Allerta terrorismo: Washington decide reimpatrio cittadini Usa dallo Yemen
Dopo la chiusura di 28 ambasciate e consolati statunitensi in Paesi musulmani, stamani
Washington ha ordinato a tutti i suoi connazionali di lasciare immediatamente lo Yemen
per il timore di un attacco terroristico. Subito dopo anche la Gran Bretagna ha richiamato
il personale diplomatico, mentre Italia e Francia hanno chiuso le loro ambasciate
al pubblico. L'allarme è scaturito da alcune intercettazioni di membri di Al Qaeda.

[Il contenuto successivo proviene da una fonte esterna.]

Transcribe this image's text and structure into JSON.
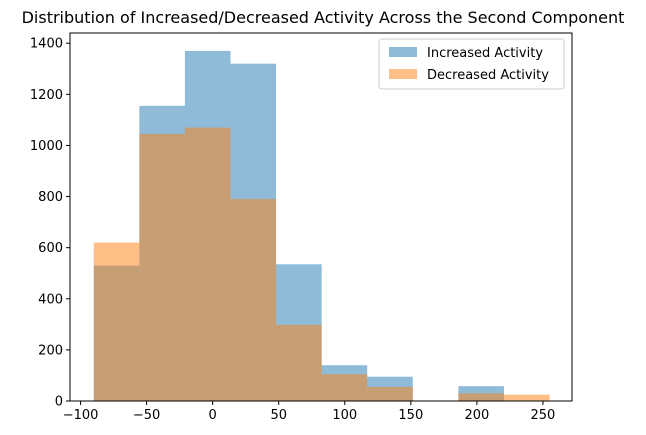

Benedetta Capelli ha intervistato Nicola Pedde, direttore dell'Institute
for Global Studies:
R. - Da una
parte, c’è un’intercettazione che porta ad una generica indicazione di minaccia e
dall’altra, c’è una più precisa indicazione di minaccia sullo Yemen, in quanto si
ritiene che il nuovo commander dell’organizzazione sia interessato a fare delle
azioni dimostrative. In tutto questo, c’è da aggiungere che lo Yemen è un terreno
di combattimento nella lotta ad Al Qaeda anche da parte degli americani; quindi, questa
azione ovviamente contribuisce ad innescare quel clima di tensione che da tempo caratterizza
la sicurezza del Paese. In questi mesi, si è parlato poco dello Yemen, ma la struttura
della sicurezza e l’instabilità è cresciuta enormemente nel corso dell’ultimo anno
e mezzo.
D. - Gli Stati Uniti, nell’allerta lanciata hanno parlato del timore
di disordini sociali, perché Al Qaeda è molto attiva. Ma, in che modo, il terrorismo
potrebbe agire al di là degli attacchi e degli agguati?
R. - Al di là degli
attentati, come quelli alle strutture visibili, agli obiettivi concreti come le ambasciate,
quello che viene temuto in questo momento è che gli attacchi condotti con i droni
possano essere utilizzati e strumentalizzati da Al Qaeda nei confronti di una protesta
anti-americana e più in generale anti-occidentale. C’è da dire che c’è un grande dibattito
su questa strategia di condurre attacchi con i droni, in quanto se da un lato si sono
rivelati strumenti molto precisi nel poter individuare e soprattutto seguire silenziosamente
gli spostamenti delle unità sospette sul terreno, dall’altra poi le operazioni di
fuoco condotte con i droni hanno causato enormi danni collaterali e in modo particolare
la perdita di vite civili. E questo ovviamente è un fattore che ha determinato una
crescente ondata di protesta in Yemen così come negli altri Paesi dove comunque questo
tipo di operazioni vengono condotte regolarmente. Mi riferisco in modo particolare
al Pakistan.
D. - Lo Yemen è da sempre considerato una base di Al Qaeda. Ma
il governo di Sana’a non ha fatto mai passi avanti per quanto riguarda la lotta al
terrorismo?
R. - C’è da dire che il governo di Sana’a si trova in una situazione
molto particolare, nel senso che la transizione degli ultimi 15 mesi ha portato ad
una fase di pacificazione interna relativa, ma - di fatto - è ancora in corso uno
scontro violento sotto il profilo politico tra alcuni dei principali clan che storicamente
hanno dominato il Paese. Il governo è stato latitante su tutto ciò che riguarda la
lotta al terrorismo proprio perché impegnato in una diatriba interna che è poi espressione
- andando a restringere il campo di indagine - più che altro di una faida tribale.
D.
- Molto spesso, negli anni scorsi, abbiamo parlato di una regionalizzazione di Al
Qaeda. Però, da queste ultime allerte sembra invece che la politica della rete terroristica
sia in realtà globale. Quindi, oggi, Al Qaeda effettivamente che cos’è?
R.
- È molto difficile dire cosa sia Al Qaeda oggi. È rimasto sicuramente un "brand";
è rimasto sicuramente un nome legato ad un’organizzazione ancora esistente. Quanto
questa organizzazione abbia la capacità di controllare nella periferia le organizzazioni
che si richiamano al modello qaedista è estremamente difficile. Abbiamo una proliferazione
di organizzazioni che dal Maghreb, all’Asia centrale, fino all’Europa si proclamano
aderenti alla rete qaedista, ma poi esistono poche prove di un’effettiva capacità
di coordinamento e soprattutto di controllo da parte della centrale originale - da
parte di quella che dovrebbe essere riconducibile ad Al Zawahiri - su queste organizzazioni.
Quindi una forte identità qaedista, ma probabilmente un debole - se non spesso assente
- reale capacità di coordinamento sul territorio.